Je dirai même plus, je n’aime pas tellement la seconde topique, je veux dire celle où Freud s’est laissé entraîner par Groddeck. Bien sûr, on ne peut pas faire autrement, ces mises à plat, le Ça avec le gros œil qui est le Moi. Le Ça, c’est…, tout se met à plat. Mais enfin, ce Moi – qui d’ailleurs en allemand ne s’appelle pas Moi, s’appelle Ich – Wo es war – là où c’était, là où c’était : on ne sait pas du tout ce qu’il y avait dans la boule de ce Groddeck pour soutenir ce Ça, cet « Es ». Lui pensait que le Ça dont il s’agit, c’était ce qui vous vivait. C’est ce qu’il dit quand il écrit son Buch, son « Livre du ça », son livre du Es, il dit que c’est ce qui vous vit.

Cette idée d’une unité globale qui vous vit, alors qu’il est bien évident que le Ça dialogue, et que c’est même ça que j’ai désigné du nom de grand A, c’est qu’il y a quelque chose d’autre, ce que j’appelai tout à l’heure « l’âme-à-tiers », « l’âme-à-tiers » qui n’est pas seulement le Réel, qui est quelque chose avec quoi expressément, je le dis, nous n’avons pas de relations. Avec le langage, nous aboyons après cette chose, et ce que veut dire S (A) c’est ça que ça veut dire, c’est que ça ne répond pas.
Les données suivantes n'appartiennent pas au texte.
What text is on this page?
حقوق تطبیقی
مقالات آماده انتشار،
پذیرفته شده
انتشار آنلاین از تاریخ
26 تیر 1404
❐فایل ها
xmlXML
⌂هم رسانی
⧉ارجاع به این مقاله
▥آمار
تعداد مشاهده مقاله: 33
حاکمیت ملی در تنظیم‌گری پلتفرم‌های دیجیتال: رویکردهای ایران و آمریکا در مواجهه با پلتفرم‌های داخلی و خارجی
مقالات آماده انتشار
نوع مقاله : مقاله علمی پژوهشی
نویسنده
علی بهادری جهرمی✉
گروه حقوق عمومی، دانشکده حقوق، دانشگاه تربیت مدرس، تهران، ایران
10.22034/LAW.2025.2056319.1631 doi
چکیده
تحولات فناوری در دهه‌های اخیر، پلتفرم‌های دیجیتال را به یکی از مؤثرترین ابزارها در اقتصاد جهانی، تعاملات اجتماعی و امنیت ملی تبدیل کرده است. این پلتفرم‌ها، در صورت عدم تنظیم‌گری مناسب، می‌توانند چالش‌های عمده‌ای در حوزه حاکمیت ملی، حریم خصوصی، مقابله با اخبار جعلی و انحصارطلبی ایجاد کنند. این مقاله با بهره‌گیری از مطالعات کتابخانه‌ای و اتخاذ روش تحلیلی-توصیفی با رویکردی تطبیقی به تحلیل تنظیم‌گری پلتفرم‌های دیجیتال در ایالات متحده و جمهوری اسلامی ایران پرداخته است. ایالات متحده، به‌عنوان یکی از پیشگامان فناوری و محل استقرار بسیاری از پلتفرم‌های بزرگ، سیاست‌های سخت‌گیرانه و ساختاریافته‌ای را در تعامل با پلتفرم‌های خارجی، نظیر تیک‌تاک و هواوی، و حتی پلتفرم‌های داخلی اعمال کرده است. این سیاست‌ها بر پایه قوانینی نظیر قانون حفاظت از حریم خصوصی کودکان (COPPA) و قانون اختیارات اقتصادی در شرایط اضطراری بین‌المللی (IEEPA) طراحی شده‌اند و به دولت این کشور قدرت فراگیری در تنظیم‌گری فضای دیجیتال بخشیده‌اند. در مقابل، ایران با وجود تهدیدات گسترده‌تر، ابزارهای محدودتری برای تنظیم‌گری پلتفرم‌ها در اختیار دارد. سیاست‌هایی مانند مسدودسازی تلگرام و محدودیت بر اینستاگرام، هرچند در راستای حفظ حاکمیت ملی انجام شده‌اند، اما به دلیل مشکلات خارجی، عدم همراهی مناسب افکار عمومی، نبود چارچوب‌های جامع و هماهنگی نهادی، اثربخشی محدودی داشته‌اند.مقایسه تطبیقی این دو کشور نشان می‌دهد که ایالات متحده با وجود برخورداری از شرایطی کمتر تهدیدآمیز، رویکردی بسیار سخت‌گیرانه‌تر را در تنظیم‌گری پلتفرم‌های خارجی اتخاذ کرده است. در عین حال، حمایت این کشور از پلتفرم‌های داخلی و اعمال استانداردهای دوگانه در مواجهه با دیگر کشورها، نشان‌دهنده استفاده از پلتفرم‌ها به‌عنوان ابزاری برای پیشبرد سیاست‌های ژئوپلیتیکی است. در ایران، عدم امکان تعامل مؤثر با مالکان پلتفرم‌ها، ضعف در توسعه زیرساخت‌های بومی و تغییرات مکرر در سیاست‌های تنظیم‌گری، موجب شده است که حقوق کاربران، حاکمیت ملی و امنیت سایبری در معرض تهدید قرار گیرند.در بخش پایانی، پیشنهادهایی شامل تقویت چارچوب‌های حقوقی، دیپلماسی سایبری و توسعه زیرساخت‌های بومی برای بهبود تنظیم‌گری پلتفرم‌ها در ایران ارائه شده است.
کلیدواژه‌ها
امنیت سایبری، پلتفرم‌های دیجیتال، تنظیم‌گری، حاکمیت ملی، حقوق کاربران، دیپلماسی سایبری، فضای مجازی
C’est bien en ça que nous parlons tout seuls, que nous parlons tout seuls jusqu’à ce que sorte ce qu’on appelle un Moi, c’est-à-dire quelque chose dont rien ne garantit qu’il ne puisse à proprement parler délirer. C’est bien en quoi j’ai pointé, comme Freud d’ailleurs, qu’il n’y avait pas à y regarder de si près pour ce qui est de la psychanalyse et que, entre folie et débilité mentale, nous n’avons que le choix. En voilà assez pour aujourd’hui.